Well, I feel like I foresee another wave of shit coming in my life. Sucks so bad. I hate everyday so much it makes me wanna drown.
I thought life was getting a little better.
I thought I was getting back on track.
I thought I had gotten things in control.
Happiness sure don't last.
I hate every minute of school so much.
I hate having to put on a mask every single day.
I just want to be myself.
I actually just want to stay away from them.
Them, the people whom I thought were the ones I could lean on for a very long time.
Them, the people whom I thought would never hurt me this way.

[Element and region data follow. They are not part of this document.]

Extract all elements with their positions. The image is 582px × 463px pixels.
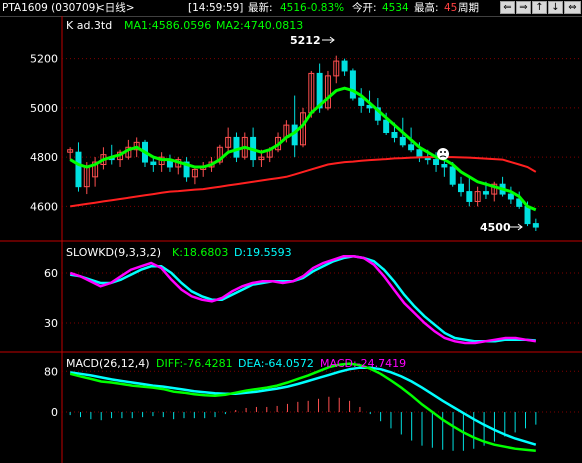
kd-tick-label: 60 (44, 267, 58, 280)
macd-diff-line (69, 362, 536, 453)
open-price-label: 今开: (352, 2, 377, 14)
macd-tick-label: 80 (44, 365, 58, 378)
chart-area[interactable]: 5200 5000 4800 4600 60 30 80 0 K ad.3td MA1:4… (0, 16, 582, 463)
kd-tick-label: 30 (44, 317, 58, 330)
low-annotation: 4500 (480, 221, 511, 234)
price-tick-label: 4600 (30, 200, 58, 213)
latest-price-label: 最新: (248, 2, 273, 14)
candle-body (524, 205, 531, 225)
nav-down-button[interactable]: ↓ (548, 1, 563, 14)
candle-body (399, 136, 406, 146)
macd-value-label: MACD:-24.7419 (320, 357, 406, 370)
price-panel-title: K ad.3td (66, 19, 112, 32)
ma2-label: MA2:4740.0813 (216, 19, 303, 32)
candle-body (383, 119, 390, 133)
latest-price-value: 4516 (280, 2, 307, 14)
candle-body (433, 159, 440, 166)
smiley-icon (437, 148, 449, 160)
price-plot (67, 55, 539, 231)
candle-body (466, 191, 473, 202)
symbol-label[interactable]: PTA1609 (030709) (2, 1, 99, 15)
low-annotation-arrow (510, 223, 523, 231)
change-percent: -0.83% (307, 2, 345, 14)
macd-dea-label: DEA:-64.0572 (238, 357, 314, 370)
high-annotation: 5212 (290, 34, 321, 47)
candle-body (449, 166, 456, 185)
kd-panel-title: SLOWKD(9,3,3,2) (66, 246, 161, 259)
nav-right-button[interactable]: ⇒ (516, 1, 531, 14)
ma1-line (69, 86, 537, 212)
candle-body (341, 60, 348, 72)
candle-body (233, 136, 240, 158)
period-label[interactable]: <日线> (96, 1, 135, 15)
time-label: [14:59:59] (188, 2, 244, 14)
macd-tick-label: 0 (51, 406, 58, 419)
cycle-label[interactable]: 周期 (458, 1, 479, 15)
candle-body (482, 191, 489, 195)
price-tick-label: 5200 (30, 53, 58, 66)
high-annotation-arrow (322, 36, 335, 44)
candle-body (458, 183, 464, 193)
nav-left-button[interactable]: ⇐ (500, 1, 515, 14)
nav-up-button[interactable]: ↑ (532, 1, 547, 14)
price-tick-label: 4800 (30, 151, 58, 164)
candle-body (150, 161, 157, 166)
candle-body (416, 149, 423, 158)
candle-body (408, 144, 415, 151)
kd-plot (69, 255, 536, 345)
macd-plot (69, 362, 537, 453)
open-price-value: 4534 (382, 2, 409, 14)
nav-expand-button[interactable]: ⇔ (564, 1, 581, 14)
ma1-label: MA1:4586.0596 (124, 19, 211, 32)
macd-panel-title: MACD(26,12,4) (66, 357, 150, 370)
ma2-line (70, 156, 537, 208)
price-tick-label: 5000 (30, 102, 58, 115)
candle-body (507, 193, 514, 200)
high-price-value: 45 (444, 2, 458, 14)
candle-body (391, 132, 398, 138)
high-price-label: 最高: (414, 2, 439, 14)
candle-body (441, 164, 448, 168)
macd-diff-label: DIFF:-76.4281 (156, 357, 233, 370)
candle-body (532, 223, 539, 228)
kd-d-line (70, 255, 536, 343)
quote-header-bar: PTA1609 (030709) <日线> [14:59:59] 最新: 451… (0, 0, 582, 17)
kd-k-label: K:18.6803 (172, 246, 228, 259)
candle-body (349, 70, 356, 99)
candle-body (75, 151, 82, 188)
kd-d-label: D:19.5593 (234, 246, 292, 259)
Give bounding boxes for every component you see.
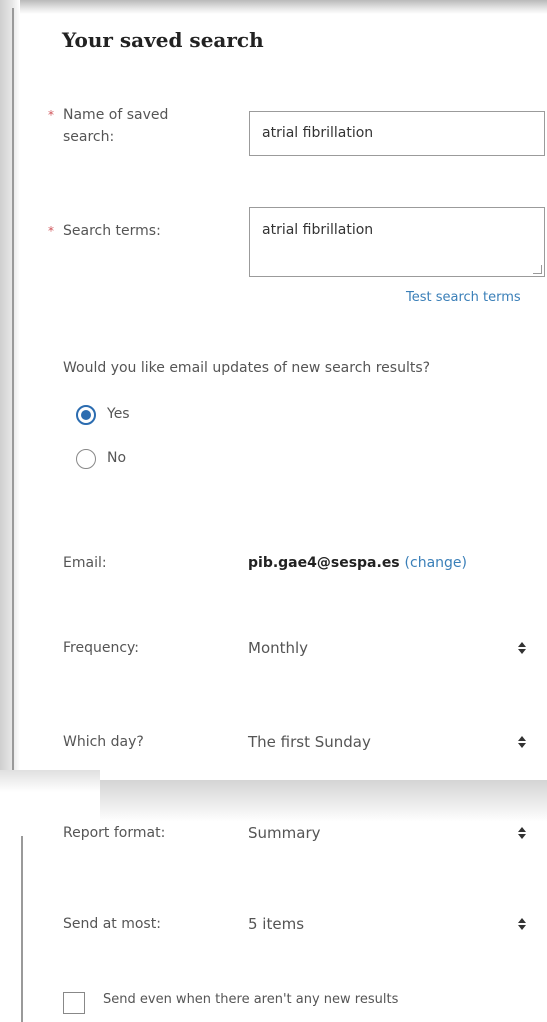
test-search-terms-link[interactable]: Test search terms (406, 290, 521, 305)
name-label-line2: search: (63, 129, 115, 145)
panel-border-left-lower (21, 836, 23, 1022)
panel-edge-step (0, 770, 100, 792)
radio-no-label: No (107, 450, 127, 466)
send-at-most-select[interactable]: 5 items (248, 910, 538, 938)
sort-updown-icon (518, 642, 526, 654)
saved-search-name-input[interactable]: atrial fibrillation (249, 111, 545, 156)
radio-yes-label: Yes (107, 406, 130, 422)
name-label-line1: Name of saved (63, 107, 169, 123)
required-marker: * (48, 108, 54, 122)
send-at-most-value: 5 items (248, 915, 305, 933)
search-terms-textarea[interactable]: atrial fibrillation (249, 207, 545, 277)
panel-border-left (12, 8, 14, 780)
frequency-select[interactable]: Monthly (248, 634, 538, 662)
panel-edge-left (0, 0, 20, 780)
report-format-value: Summary (248, 824, 321, 842)
change-email-link[interactable]: (change) (405, 555, 467, 571)
send-even-empty-label: Send even when there aren't any new resu… (103, 992, 399, 1007)
which-day-select[interactable]: The first Sunday (248, 728, 538, 756)
sort-updown-icon (518, 827, 526, 839)
report-format-label: Report format: (63, 825, 166, 841)
search-terms-label: Search terms: (63, 223, 161, 239)
sort-updown-icon (518, 736, 526, 748)
email-label: Email: (63, 555, 107, 571)
email-updates-question: Would you like email updates of new sear… (63, 360, 431, 376)
panel-edge-top (0, 0, 547, 14)
email-value: pib.gae4@sespa.es (change) (248, 555, 467, 571)
send-at-most-label: Send at most: (63, 916, 161, 932)
send-even-empty-checkbox[interactable] (63, 992, 85, 1014)
required-marker: * (48, 224, 54, 238)
frequency-label: Frequency: (63, 640, 140, 656)
which-day-label: Which day? (63, 734, 144, 750)
name-label: Name of saved search: (63, 104, 168, 148)
report-format-select[interactable]: Summary (248, 819, 538, 847)
which-day-value: The first Sunday (248, 733, 371, 751)
page-title: Your saved search (62, 28, 264, 52)
frequency-value: Monthly (248, 639, 309, 657)
radio-no[interactable] (76, 449, 96, 469)
search-terms-value: atrial fibrillation (262, 222, 374, 238)
sort-updown-icon (518, 918, 526, 930)
saved-search-panel: Your saved search * Name of saved search… (0, 0, 547, 1022)
resize-grip-icon[interactable] (533, 265, 542, 274)
radio-yes[interactable] (76, 405, 96, 425)
email-address: pib.gae4@sespa.es (248, 555, 400, 571)
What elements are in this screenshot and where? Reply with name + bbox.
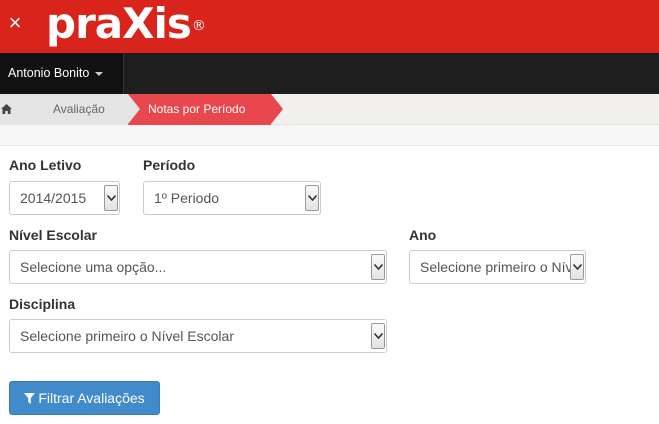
select-arrow-icon (104, 185, 118, 211)
ano-letivo-select[interactable]: 2014/2015 (9, 181, 120, 215)
nivel-escolar-value: Selecione uma opção... (20, 259, 167, 275)
breadcrumb-notas-por-periodo[interactable]: Notas por Período (128, 94, 271, 125)
logo-text: praXis (46, 0, 192, 48)
user-bar: Antonio Bonito (0, 53, 659, 94)
nivel-escolar-select[interactable]: Selecione uma opção... (9, 250, 387, 284)
ano-letivo-value: 2014/2015 (20, 190, 87, 206)
nivel-escolar-label: Nível Escolar (9, 227, 97, 243)
registered-mark: ® (191, 18, 206, 34)
breadcrumb-separator (128, 94, 140, 124)
user-name: Antonio Bonito (8, 66, 90, 80)
toolbar-strip (0, 125, 659, 146)
ano-value: Selecione primeiro o Nível Escolar (420, 259, 585, 275)
breadcrumb-active-arrow (271, 94, 283, 124)
breadcrumb-avaliacao[interactable]: Avaliação (28, 94, 128, 125)
user-menu[interactable]: Antonio Bonito (0, 53, 124, 94)
praxis-logo: praXis® (46, 0, 206, 48)
filter-evaluations-button[interactable]: Filtrar Avaliações (9, 381, 160, 415)
disciplina-label: Disciplina (9, 296, 76, 312)
home-icon (1, 104, 12, 114)
periodo-label: Período (143, 157, 196, 173)
ano-label: Ano (409, 227, 437, 243)
filter-icon (24, 393, 36, 404)
select-arrow-icon (371, 323, 385, 349)
select-arrow-icon (371, 254, 385, 280)
breadcrumb: Avaliação Notas por Período (0, 94, 659, 125)
breadcrumb-home[interactable] (0, 94, 28, 125)
close-icon[interactable]: × (6, 12, 24, 34)
breadcrumb-separator (28, 94, 40, 124)
select-arrow-icon (305, 185, 319, 211)
caret-down-icon (95, 71, 104, 76)
ano-select[interactable]: Selecione primeiro o Nível Escolar (409, 250, 586, 284)
select-arrow-icon (570, 254, 584, 280)
periodo-value: 1º Periodo (154, 190, 220, 206)
app-header: × praXis® (0, 0, 659, 53)
filter-button-label: Filtrar Avaliações (38, 390, 145, 406)
ano-letivo-label: Ano Letivo (9, 157, 82, 173)
periodo-select[interactable]: 1º Periodo (143, 181, 321, 215)
disciplina-select[interactable]: Selecione primeiro o Nível Escolar (9, 319, 387, 353)
disciplina-value: Selecione primeiro o Nível Escolar (20, 328, 234, 344)
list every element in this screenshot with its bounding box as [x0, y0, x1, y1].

It hurts so bad. I mean, well, maybe it's karma, I don't know. It sucks having to see them create another group without me because it just means that I'm "out". It sucks because we are drifting away and yet nothing is being done. I would do something. I would. But I don't because I guess I'm probably so sick of it. I'm so sick of feeling that I'm not good enough. I'm so sick of feeling that I'm a burden. I'm so sick of feeling left out. I'm so sick of everything that they are doing to me. I just want to run away.
It hurts so bad because I thought he understood me. I thought he would never do this to me. I hate how everything is making me overthink so much.
Do I come off as a person who doesn't mind about this kind of emotional things?
I just wanna runaway and never come back. I want to cry. I'm not okay at all.